Soñar no cuesta nada

De Juan Manuel Urtubey, la novia, y nosotros, los que andamos a pie. De tanto pensar se me ocurrió un cuentito al final. Editorial para no llorar.

El hecho había aparecido en las noticias. Nuestro gobernador Juan Manuel Urtubey había viajado a Estados Unidos. No viajaba solo, lo hacía con su flamante novia, la actriz Isabel Macedo. Según las fuentes periodísticas viajaba para conseguir fondos para nuestra empobrecida Salta. Allí se me ocurrieron algunas preguntas: ¿Viajaba con su novia? ¿Y quién pagaba por los pasajes y la estadía de los “chorlitos”? ¿La provincia, o sea todos nosotros, ellos mismos, el gobierno nacional?
Juan Manuel Urtubey había sido noticia meses antes al ser el primer gobernador en cortar con los Kirchner (el gobierno nacional de entonces) y acercarse al nuevo gobierno de Macri (Mauricio, el nuevo presidente de Argentina). También había dado la nota, especialmente en los programas de chimentos, por ponerse de novio con la actriz Isabel Macedo, hermosa actriz de telenovelas. A los salteños el tema del noviazgo no nos molesta. Estaba divorciado, creo, y podía salir con quien quisiera, con Sancho, Pedro o Martín, o Isabel, para el caso.
En Nueva York, supongo, tendría una agenda apretada. Almuerzos de negocios, conferencias, entrevistas con funcionarios de alto nivel. ¿Dónde encajaba una novia reciente en todo eso? Comparativamente, cada salida con mi mujer significa ver vidrieras, preguntar precios y comprar cosas para los chicos o para ella. Nada que yo haga cuando salgo solo. ¿Isabel? Querrá ver la estatua de la libertad o caminar por Greenwich Village, como mínimo. No creo que quisiera quedarse sola en el hotel por más lindo que éste sea. Y gastar unos dólares, va a gastar, eso seguro.

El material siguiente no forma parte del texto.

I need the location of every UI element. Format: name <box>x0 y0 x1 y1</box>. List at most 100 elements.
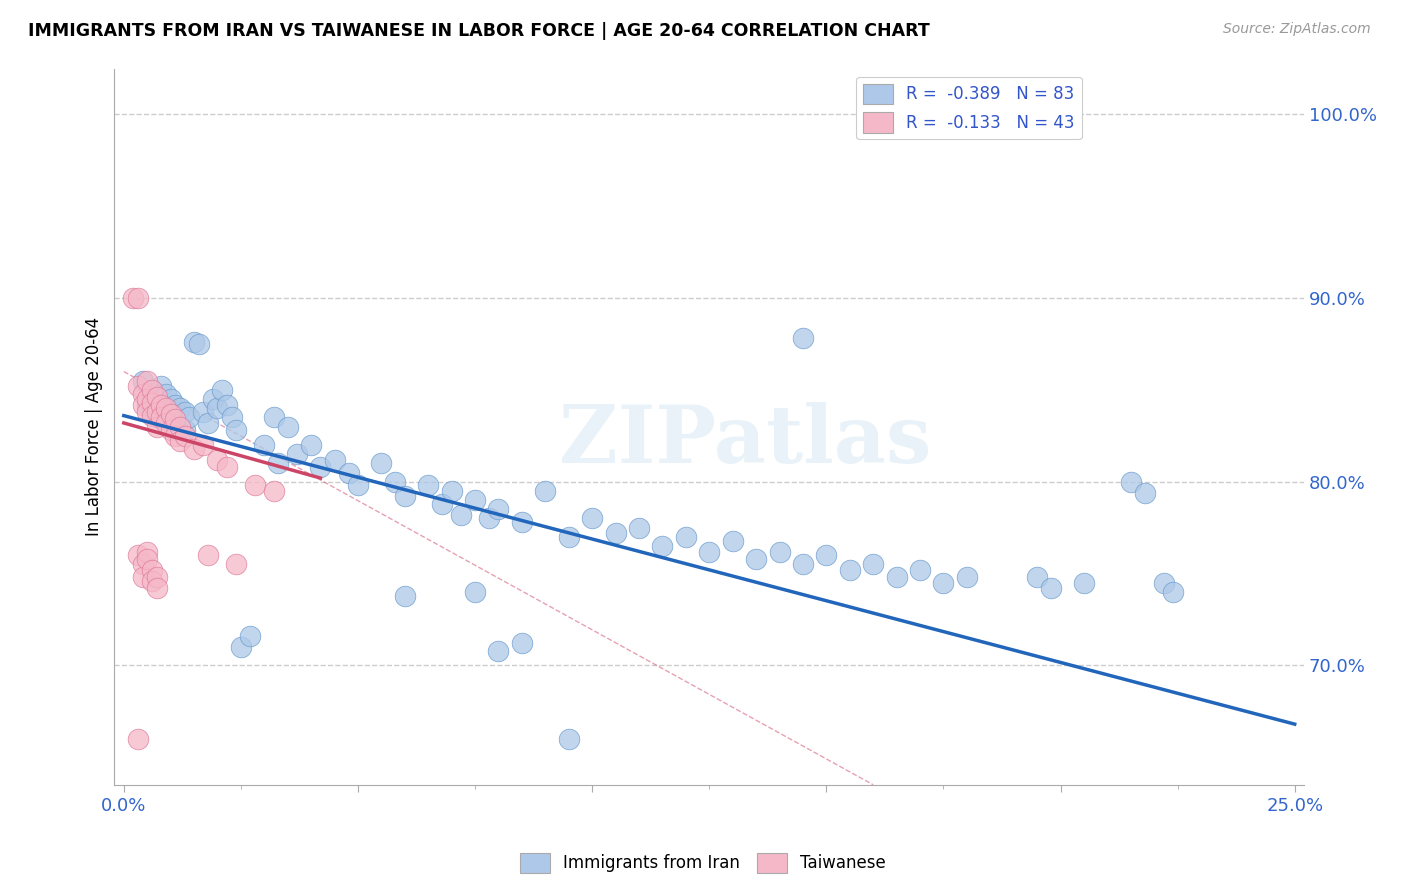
Point <box>239 629 262 643</box>
Point <box>141 405 163 419</box>
Point <box>558 731 581 746</box>
Point <box>651 539 673 553</box>
Point <box>558 530 581 544</box>
Point <box>886 570 908 584</box>
Point <box>145 570 167 584</box>
Point <box>197 416 219 430</box>
Point <box>1026 570 1049 584</box>
Point <box>394 490 416 504</box>
Point <box>197 548 219 562</box>
Point <box>183 442 205 456</box>
Point <box>145 405 167 419</box>
Point <box>159 419 181 434</box>
Point <box>838 563 860 577</box>
Point <box>136 392 159 406</box>
Point <box>464 493 486 508</box>
Point <box>159 392 181 406</box>
Point <box>173 429 195 443</box>
Point <box>169 419 191 434</box>
Point <box>136 405 159 419</box>
Point <box>1073 575 1095 590</box>
Point <box>141 563 163 577</box>
Point <box>745 552 768 566</box>
Point <box>179 410 201 425</box>
Point <box>510 515 533 529</box>
Point <box>215 460 238 475</box>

En Salta la estamos pasando mal, tenemos sueldos bajos, despidos y gente sin trabajo. Entonces, lo que esperamos todos los salteños es que nuestros políticos sean eficientes, que sean austeros, que viajen con empresarios para qué cierren negocios y traigan inversiones para la provincia. Nada más. Dejemos a nuestras novias y esposas para otra ocasión, para nuestras vacaciones. Es más honesto decir que estás cansado y necesitás quince días para despejarte. Ahí sí, viajá con quien quieras, Juan Manuel, que es tu derecho. Todos tenemos derecho a descansar. No sé por qué mientras reflexionaba sobre el tema se me atravesó la historia de Oliver Twist, el pobre y triste huérfano abandonado, golpeado e insultado por todos, aprovechado por funcionarios de gobierno, que les interesaba más su bienestar que el bienestar del miserable Oliver.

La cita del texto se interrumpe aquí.